On Apr 23, 2012, at 10:28 AM, Rich Megginson wrote:
That's very
interesting. Does Sun DS have some sort of tuning parameter
for number of values? That is, they may have some threshold
for number of values in an attribute - once the number hits
that threshold, they may switch to using some sort of ADT to
store the values, like a AVL tree or hash table, rather than
the simple linked list used by default.
I've compared the dse.ldif of both servers looking
specifically for attributes that I should transfer from our
production environment to 389. The configurations for major
components are virtually identical and I have seen no
attribute that relates to the number of values in a
multi-valued attribute. I expect that the optimization is a
behind-the-scenes code improvement.
Also during this testing I have noticed a memory leak
when running large quantities of ldapmodify operations.

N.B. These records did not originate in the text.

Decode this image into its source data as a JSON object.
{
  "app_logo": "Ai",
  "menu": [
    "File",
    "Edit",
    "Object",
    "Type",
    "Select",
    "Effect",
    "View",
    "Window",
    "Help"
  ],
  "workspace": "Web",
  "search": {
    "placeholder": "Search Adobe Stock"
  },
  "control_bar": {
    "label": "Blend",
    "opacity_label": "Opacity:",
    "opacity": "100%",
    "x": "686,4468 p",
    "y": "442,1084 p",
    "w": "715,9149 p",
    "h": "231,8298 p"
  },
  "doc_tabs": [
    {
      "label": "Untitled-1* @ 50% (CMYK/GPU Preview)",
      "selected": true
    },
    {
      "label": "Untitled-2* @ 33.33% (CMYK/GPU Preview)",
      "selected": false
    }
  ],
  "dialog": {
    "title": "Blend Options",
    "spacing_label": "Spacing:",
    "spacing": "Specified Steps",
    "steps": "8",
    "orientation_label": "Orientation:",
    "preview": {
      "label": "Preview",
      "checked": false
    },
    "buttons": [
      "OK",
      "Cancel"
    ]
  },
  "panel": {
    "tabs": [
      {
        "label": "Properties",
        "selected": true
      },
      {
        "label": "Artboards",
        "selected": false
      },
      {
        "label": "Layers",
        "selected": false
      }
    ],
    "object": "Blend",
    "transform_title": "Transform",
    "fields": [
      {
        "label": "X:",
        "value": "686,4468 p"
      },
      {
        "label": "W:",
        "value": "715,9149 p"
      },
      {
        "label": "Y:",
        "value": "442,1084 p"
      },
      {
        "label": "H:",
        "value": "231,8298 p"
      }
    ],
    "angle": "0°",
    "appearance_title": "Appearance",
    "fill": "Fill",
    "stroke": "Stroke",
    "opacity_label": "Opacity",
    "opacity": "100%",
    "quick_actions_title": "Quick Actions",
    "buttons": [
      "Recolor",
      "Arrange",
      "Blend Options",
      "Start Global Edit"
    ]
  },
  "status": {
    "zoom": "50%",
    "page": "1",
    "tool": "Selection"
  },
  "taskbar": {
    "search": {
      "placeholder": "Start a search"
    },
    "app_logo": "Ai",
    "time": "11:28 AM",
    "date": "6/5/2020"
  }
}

When I set up a loop to delete and then re-add the
eduPersonEntitlement attribute across 100K entries, I
found that memory consumption continuously increased and
the server crashed after the fifth iteration of this
loop. (And this one really is with ldapmodify and is
not related to my earlier issues with excessively
creating tombstones by deleting and adding entire
entries). Before digging into this too deeply and
making another ticket, I wanted to ask if this had been
noticed and fixed in the 1.2.10 release? I am using the
default 1.2.9.16 release. I'm guessing it hasn't since I
didn't see it in the release notes.
Try increasing your nsslapd-cachememsize and monitoring it
closely. Using the size of id2entry.db4 is a good place to
start, but that will not be enough.
Early on in the process of setting up 389 I optimized the
cachememsize. I configured a 12G cache, and the cache usage
after loading all 600K entries is just under 10G. While the
ldapmodify operations are in progress, I am pretty sure I did
not have an increase in the cacheentryusage monitor attribute
under cn=config, but I'd have to re-check to be sure.